Filtering Existing Posts

Now that the data is scraped and it’s packed neatly in lists of dictionaries it’s time to return to an efficiency feature I have mentioned before. If the ticker has been analyzed before I don’t need to analyze the same posts again so I’ll crosscheck with the database to remove any posts that were analyzed before from the data.

First I’ll check if the ticker already exists in the database. If it does not it hasn’t been analyzed so I’ll just create a new ticker in the database so I don’t have to do it later and return the initial data back unchanged.

However if the ticker row is found the script start filtering. Now I’re gonna crosscheck the posts by comparing the URL’s of the scraped posts with the ones in the database. Now how do I do that most efficiently? Well one might think of just crosschecking by storing the scraped URLs in a list and then iterating over them to check if they’re in the database.

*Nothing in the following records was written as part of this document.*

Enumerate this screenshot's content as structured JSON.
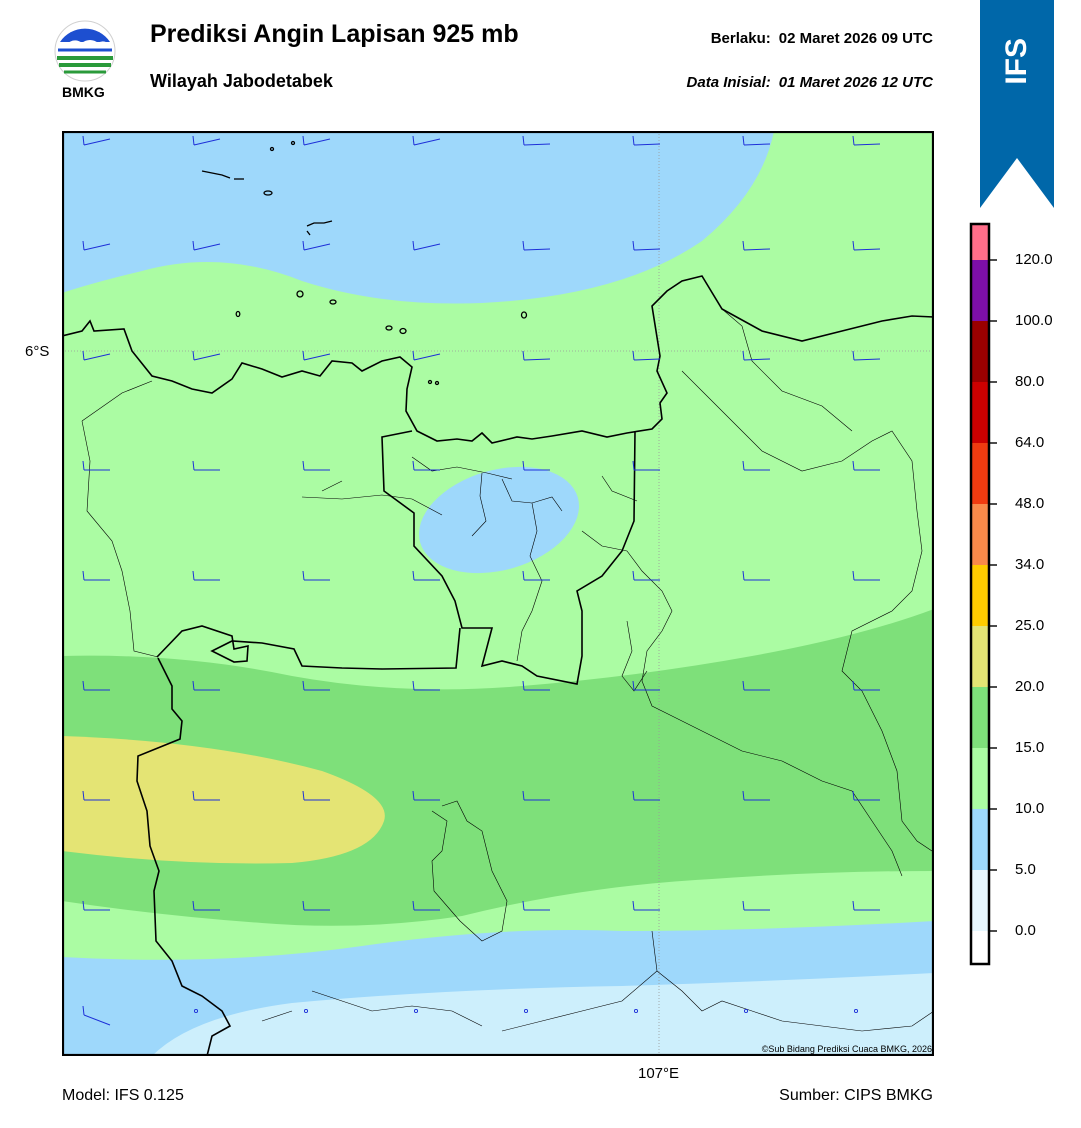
{
  "header": {
    "title": "Prediksi Angin Lapisan 925 mb",
    "subtitle": "Wilayah Jabodetabek",
    "valid_label": "Berlaku:",
    "valid_value": "02 Maret 2026 09 UTC",
    "init_label": "Data Inisial:",
    "init_value": "01 Maret 2026 12 UTC"
  },
  "logo": {
    "text": "BMKG",
    "icon": "bmkg-logo"
  },
  "badge": {
    "text": "IFS",
    "color": "#0067a9"
  },
  "map": {
    "lat_label": "6°S",
    "lon_label": "107°E",
    "copyright": "©Sub Bidang Prediksi Cuaca BMKG, 2026",
    "colors": {
      "c0_5": "#cdeffc",
      "c5_10": "#9ed8fb",
      "c10_15": "#abfca3",
      "c15_20": "#7ee07a",
      "c20_25": "#e4e474",
      "barb": "#1d2fd8"
    }
  },
  "colorbar": {
    "levels": [
      "0.0",
      "5.0",
      "10.0",
      "15.0",
      "20.0",
      "25.0",
      "34.0",
      "48.0",
      "64.0",
      "80.0",
      "100.0",
      "120.0"
    ],
    "colors": [
      "#e6f7fe",
      "#9ed8fb",
      "#abfca3",
      "#7ee07a",
      "#e4e474",
      "#ffcc00",
      "#f98a4a",
      "#f03b10",
      "#cc0000",
      "#990000",
      "#7d0fa8",
      "#ff6e8a"
    ]
  },
  "footer": {
    "model": "Model: IFS 0.125",
    "source": "Sumber: CIPS BMKG"
  }
}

But wait, if that person would have paid attention to Herr Weins Informatik Q3 Class you would have noticed this operation is O(n) time complexity. Now luckily I know a data structure that is much more appropriate and one of my favorite data structures in general. A set. Since sets work using a hash table under the hood and just calculate the hash of the variable and look it up in the internal table, using a set here leads to the operation working in O(1) time complexity.

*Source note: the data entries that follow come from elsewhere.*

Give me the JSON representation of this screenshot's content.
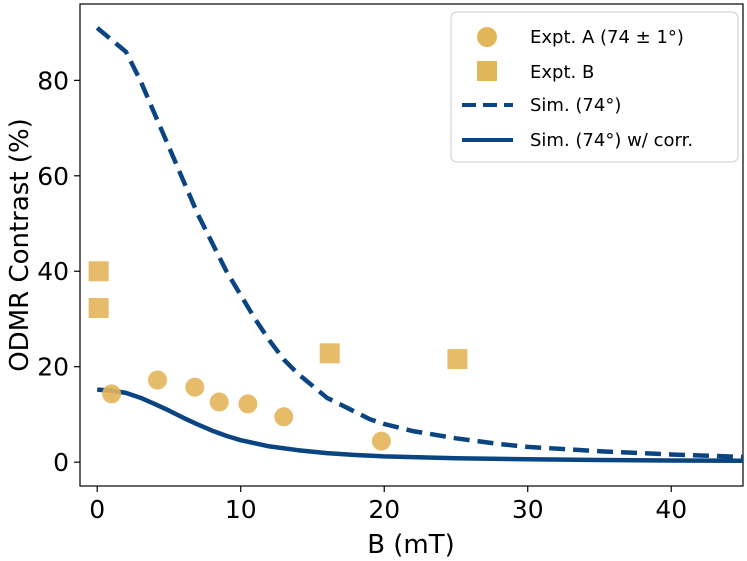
{
  "chart_data": {
    "type": "scatter",
    "title": "",
    "xlabel": "B (mT)",
    "ylabel": "ODMR Contrast (%)",
    "xlim": [
      -1.2,
      45
    ],
    "ylim": [
      -5,
      96
    ],
    "xticks": [
      0,
      10,
      20,
      30,
      40
    ],
    "yticks": [
      0,
      20,
      40,
      60,
      80
    ],
    "xtick_labels": [
      "0",
      "10",
      "20",
      "30",
      "40"
    ],
    "ytick_labels": [
      "0",
      "20",
      "40",
      "60",
      "80"
    ],
    "legend_position": "top-right",
    "colors": {
      "experiment": "#E3B55A",
      "simulation": "#0A4582"
    },
    "series": [
      {
        "name": "Expt. A (74 ± 1°)",
        "kind": "scatter",
        "marker": "circle",
        "x": [
          1.0,
          4.2,
          6.8,
          8.5,
          10.5,
          13.0,
          19.8
        ],
        "y": [
          14.3,
          17.2,
          15.7,
          12.6,
          12.2,
          9.5,
          4.4
        ]
      },
      {
        "name": "Expt. B",
        "kind": "scatter",
        "marker": "square",
        "x": [
          0.1,
          0.1,
          16.2,
          25.1
        ],
        "y": [
          40.0,
          32.3,
          22.8,
          21.6
        ]
      },
      {
        "name": "Sim. (74°)",
        "kind": "line",
        "style": "dashed",
        "x": [
          0,
          2,
          3,
          4,
          5,
          6,
          7,
          8,
          9,
          10,
          11,
          12,
          13,
          14,
          15,
          16,
          17,
          18,
          19,
          20,
          22,
          25,
          28,
          30,
          35,
          40,
          45
        ],
        "y": [
          91,
          86,
          80,
          73,
          66,
          59,
          52,
          46,
          40,
          35,
          30,
          25.5,
          21.5,
          18.5,
          16,
          13.5,
          12,
          10.5,
          9,
          8,
          6.5,
          5,
          3.8,
          3.2,
          2.3,
          1.6,
          1.1
        ]
      },
      {
        "name": "Sim. (74°) w/ corr.",
        "kind": "line",
        "style": "solid",
        "x": [
          0,
          1,
          2,
          3,
          4,
          5,
          6,
          7,
          8,
          9,
          10,
          12,
          14,
          16,
          18,
          20,
          25,
          30,
          35,
          40,
          45
        ],
        "y": [
          15.2,
          15.0,
          14.5,
          13.5,
          12.2,
          10.8,
          9.3,
          7.9,
          6.6,
          5.5,
          4.6,
          3.3,
          2.5,
          1.9,
          1.5,
          1.2,
          0.8,
          0.6,
          0.45,
          0.35,
          0.3
        ]
      }
    ]
  }
}
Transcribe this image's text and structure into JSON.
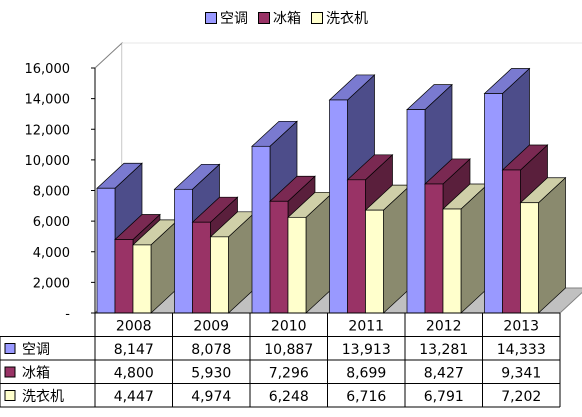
{
  "chart_data": {
    "type": "bar",
    "categories": [
      "2008",
      "2009",
      "2010",
      "2011",
      "2012",
      "2013"
    ],
    "series": [
      {
        "name": "空调",
        "values": [
          8147,
          8078,
          10887,
          13913,
          13281,
          14333
        ],
        "display": [
          "8,147",
          "8,078",
          "10,887",
          "13,913",
          "13,281",
          "14,333"
        ]
      },
      {
        "name": "冰箱",
        "values": [
          4800,
          5930,
          7296,
          8699,
          8427,
          9341
        ],
        "display": [
          "4,800",
          "5,930",
          "7,296",
          "8,699",
          "8,427",
          "9,341"
        ]
      },
      {
        "name": "洗衣机",
        "values": [
          4447,
          4974,
          6248,
          6716,
          6791,
          7202
        ],
        "display": [
          "4,447",
          "4,974",
          "6,248",
          "6,716",
          "6,791",
          "7,202"
        ]
      }
    ],
    "ylim": [
      0,
      16000
    ],
    "y_ticks": [
      {
        "value": 0,
        "label": "-"
      },
      {
        "value": 2000,
        "label": "2,000"
      },
      {
        "value": 4000,
        "label": "4,000"
      },
      {
        "value": 6000,
        "label": "6,000"
      },
      {
        "value": 8000,
        "label": "8,000"
      },
      {
        "value": 10000,
        "label": "10,000"
      },
      {
        "value": 12000,
        "label": "12,000"
      },
      {
        "value": 14000,
        "label": "14,000"
      },
      {
        "value": 16000,
        "label": "16,000"
      }
    ],
    "legend_position": "top",
    "grid": false,
    "data_table": true,
    "colors": {
      "空调": {
        "front": "#9999ff",
        "side": "#4d4d8a",
        "top": "#7a7ad0"
      },
      "冰箱": {
        "front": "#993366",
        "side": "#5a1f3c",
        "top": "#7a2952"
      },
      "洗衣机": {
        "front": "#ffffcc",
        "side": "#8a8a6e",
        "top": "#cfcfa8"
      }
    }
  }
}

hash_table_graphic Image 2.1 An image to demonstrate graphically how sets work and why they’re useful here. Hash functions never return the same output for an input which leads to fast look-ups since one doesn’t have to iterate over the entire set if they know what they’re looking for. Instead they can calculate where the value would be stored based on the output hash and therefore check if it’s present at the according position in memory (this is also why hashes are used to encrypt passwords in databases, the companies themselves can’t see the users passwords but they can check if a given password is the correct one since they will both return the same hash).

So I first gather all scraped URL’s in a set. Then I run a single SQL query to get all the links present in the Database that are also present in the scraped posts dictionaries. This, by the way, is the second advantage of using a set. Since SQLAlchemy has to convert the data I input to the query into a tuple, this way the app just needs to send one single query instead of building an inefficient for loop.

I then convert these existing links which I know to be duplicates into a set as well. I now run a for loop to compare these two sets with each other and remove all links that are present in both sets. And here it becomes apparent that if I had done this using a list this would be linear time complexity for each membership check. It’s easy to see how this adds up quite quickly. However since the script is comparing sets using under the hood hash calculation and tables it ends up with constant-time look-ups

Now I get that all these minuscule efforts at scraping just a little bit of efficiency off every operation seem overkill at first. The seem unimportant and likt they’re all just little changes only interesting for engineers. However they are not. An analysis will likely take a minute to maybe even a couple of minutes to finish. This is mostly because of the use of Large Language Model API’s. This is a pretty long time and since I cannot control how fast Open AI’s API will be I should focus on improving what we can control. And this means making everything as efficient as possible given the framework and knowledge so that all these little tweaks end up compounding into an overall faster experience.